Het is alweer zes jaar geleden dat Mario Draghi zijn beroemde uitspraak “whatever it takes” deed om de eenheid in de Europese Unie te bewaren. Zijn speech markeerde een belangrijk keerpunt voor de Europese economie tijdens de financiële crisis. Sindsdien zijn de risicopremies gedaald en zijn financieringsvoorwaarden – vooral voor overheidsschulden – gunstiger geworden.
De Chart of the Week van DWS laat zien dat de Italiaanse minister van Financiën in vergelijking tot het bbp ongeveer een derde minder kwijt is aan aflossingen dan in het jaar 2000. Dat is opmerkelijk aangezien de Italiaanse schuldenlast is toegenomen van 105% naar 132% van het bbp. Ook de Duitsers en de Fransen hoeven minder te budgetteren om hun betalingsverplichtingen na te komen.
“Het is een zegen dat de eurozone niet uiteen is gevallen, en dat we bespaard zijn gebleven van een ernstige economische crisis. Maar er hangt wel een prijskaartje aan.

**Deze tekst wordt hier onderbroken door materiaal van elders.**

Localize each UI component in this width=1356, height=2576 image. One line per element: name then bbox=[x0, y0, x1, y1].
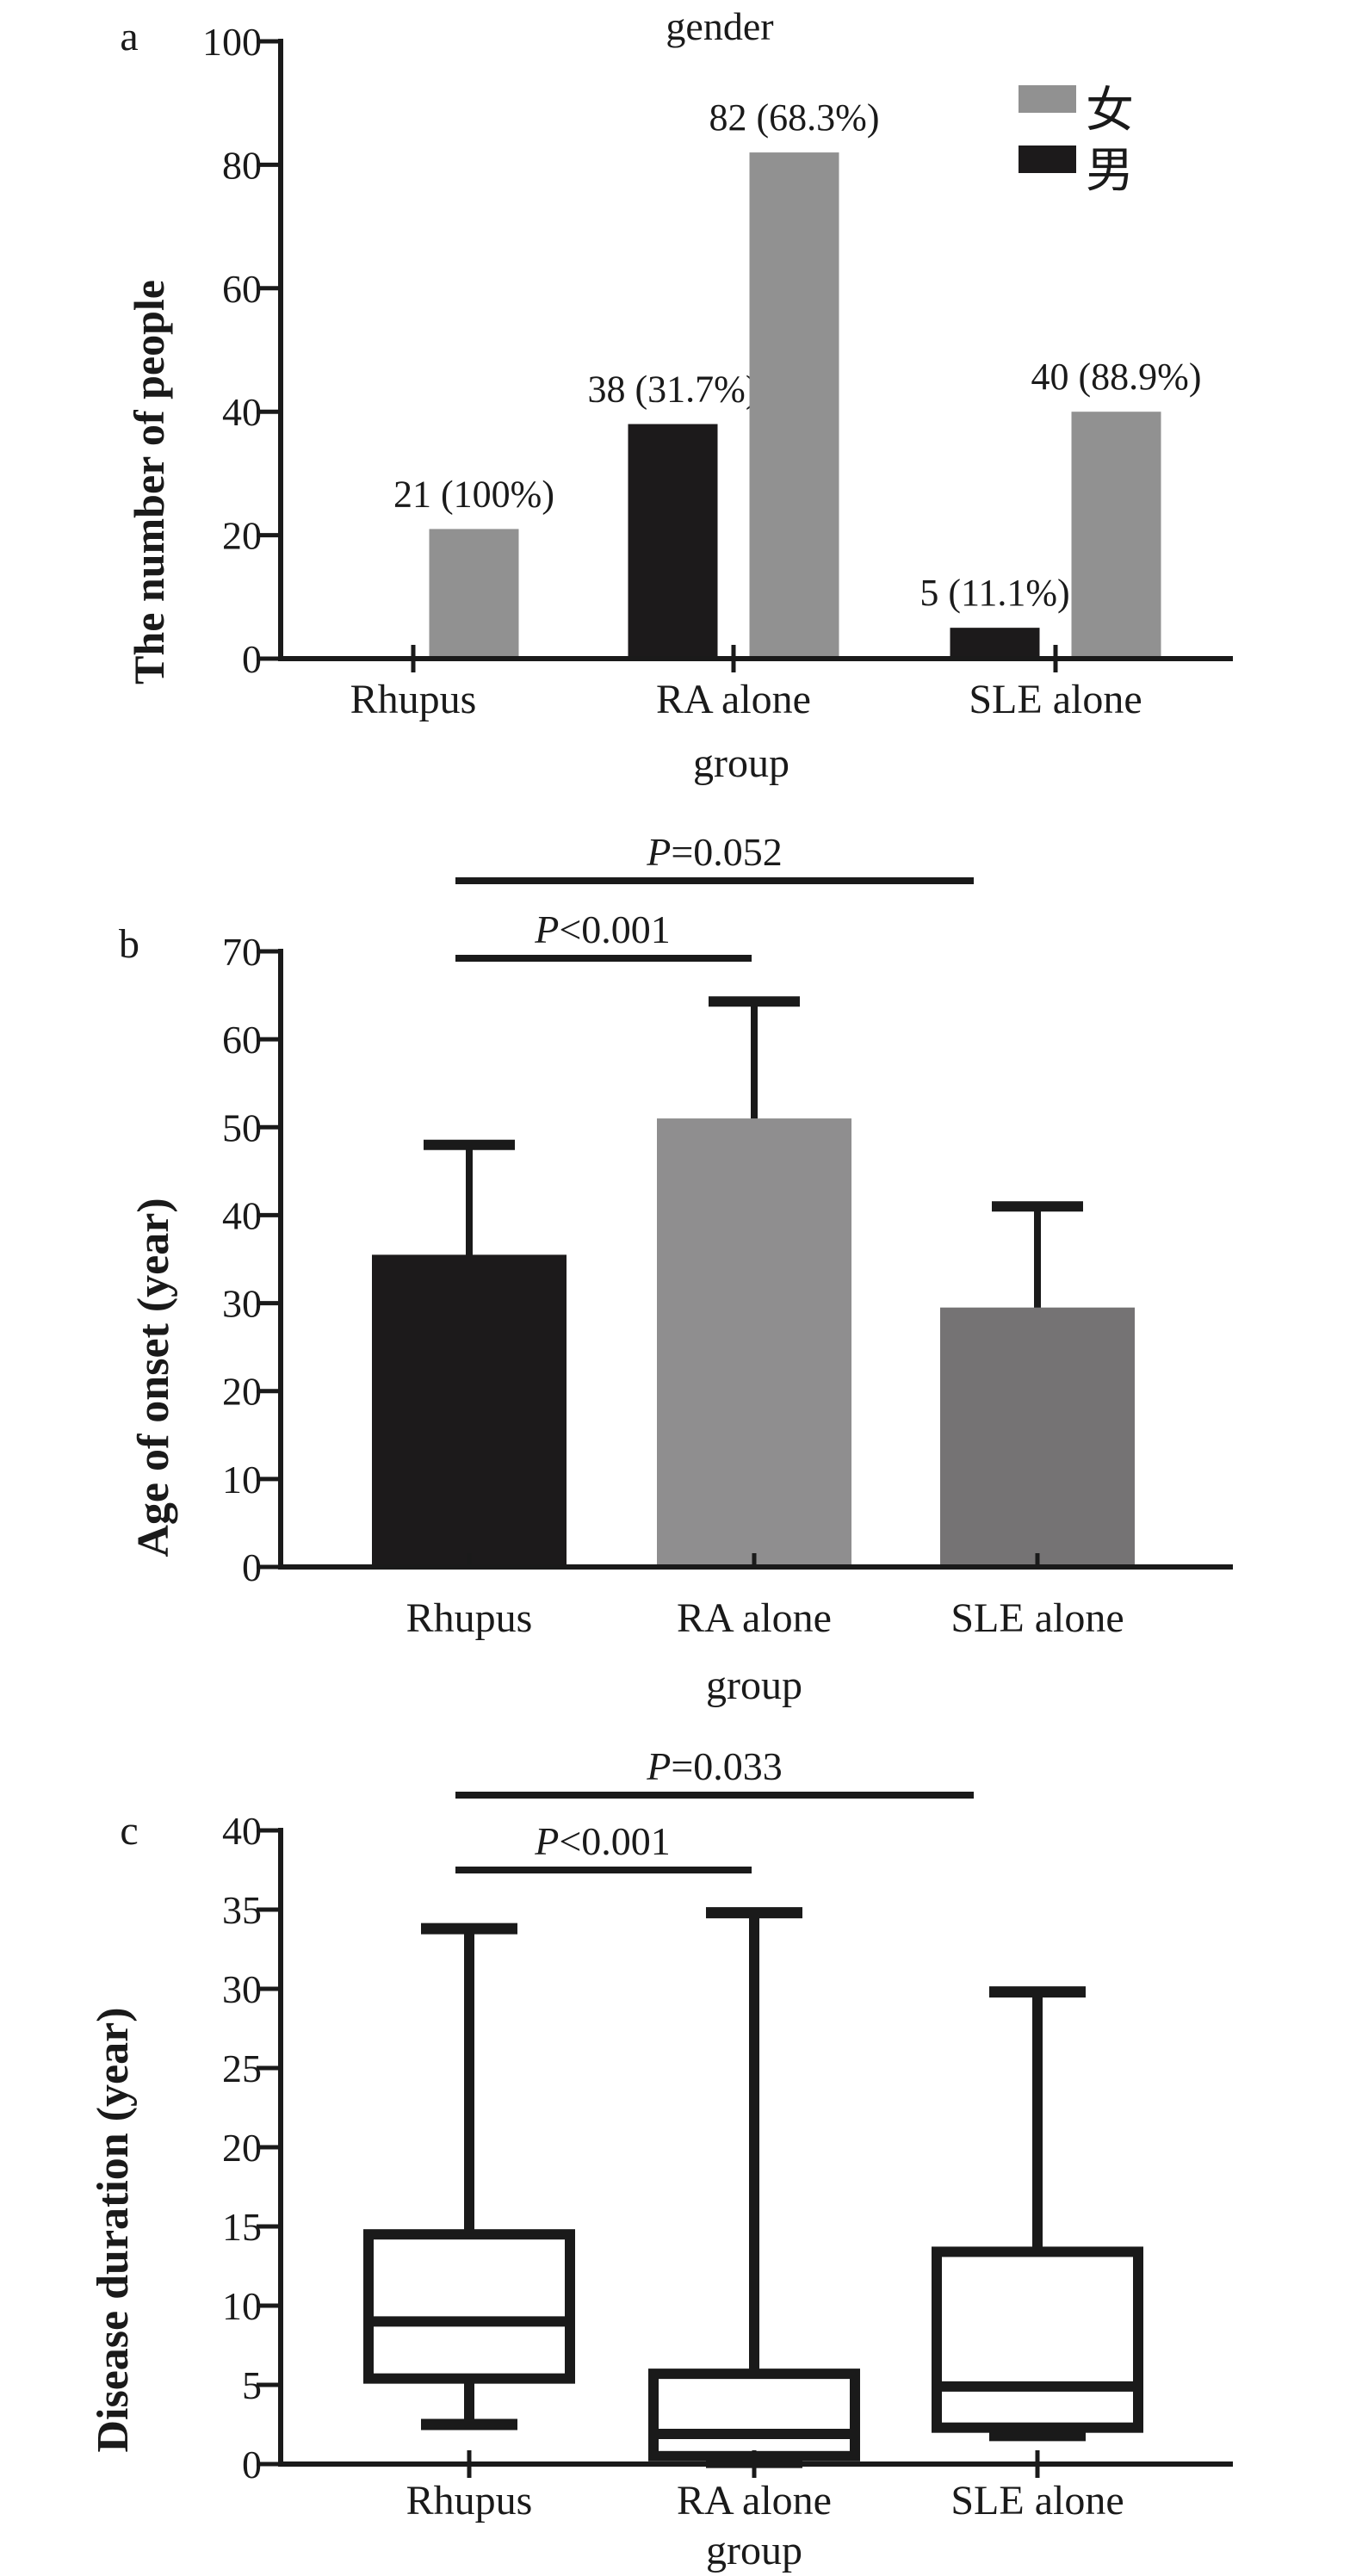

De grenzen tussen het economisch, begrotings- en monetair beleid zijn vervaagd tot een niveau dat tien jaar geleden volstrekt ondenkbaar was. Dat heeft het begrotings- en monetair beleid er na de crisis niet gemakkelijker op gemaakt. Op den duur kan het ons hoofdpijn bezorgen. Meer voortgang, vooral op vlak van verdere integratie van de Europese kapitaalmarkten, zou meer dan welkom zijn.”